Bottom‑up (desktop): ~19.6M professional developers in 2024, with ~62% using AI tools ≈ ~12M receptive users; if 5% pay $10–20/month, that’s ~$72–144M/year (JetBrains dev population, Stack Overflow 2024). Bottom‑up (ops control plane): assuming a reachable 100k SaaS teams paying $3k–15k/year implies ~$300M–$1.5B/year.

Assumptions:

  • 5% paid adoption among ~12M AI‑tool users; price point $10–20 per developer per month for a local‑first desktop tool.
  • Reachable segment of ~100k SaaS teams using systems like Stripe/Supabase/Vercel for the control plane; ARPA $3k–15k/year.
  • Enterprise buyers for ops/Kubernetes products require security, approvals, and audit features, which support higher ARPA but longer sales cycles.
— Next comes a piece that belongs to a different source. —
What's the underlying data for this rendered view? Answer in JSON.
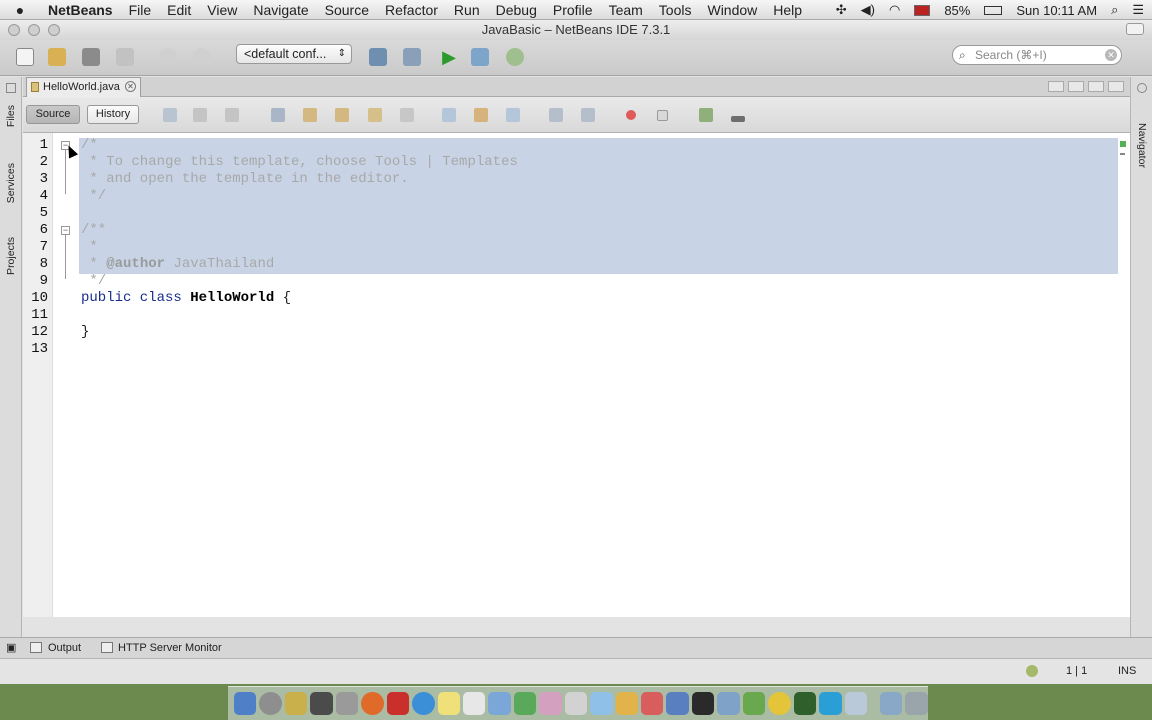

Who are some of their notable competitors

  • GitHub Codespaces + Copilot: Cloud development workspaces plus AI coding assistance. Offers disposable, repo‑tied environments and editor‑integrated AI suggestions—overlapping with isolated AI iteration, but hosted and editor‑centric.
  • Gitpod: Ephemeral, reproducible dev environments from your repository. Competes on isolation and session reproducibility, but via hosted workspaces and CI‑style automation rather than a local desktop orchestrating containerized AI sessions.
  • Vercel (preview deployments & rollbacks): Fast preview builds and easy rollbacks for frontend apps. Overlaps with the “deploy previews/safe rollouts” angle, but focuses on frontend hosting rather than local AI edits or an ops control plane.
  • Argo CD / Argo Rollouts: Open‑source Kubernetes delivery and controlled rollouts. Addresses safe deployments and rollbacks for K8s teams; infrastructure‑level CD tools rather than a human‑approved control plane or local AI editing surface.
  • Teleport: Secure access and audit logging for servers, clusters, and databases. Aligns with least‑privilege and audit goals of the ops control plane, but focuses on access/authN/authZ vs. connector‑based, human‑approved writes across SaaS APIs.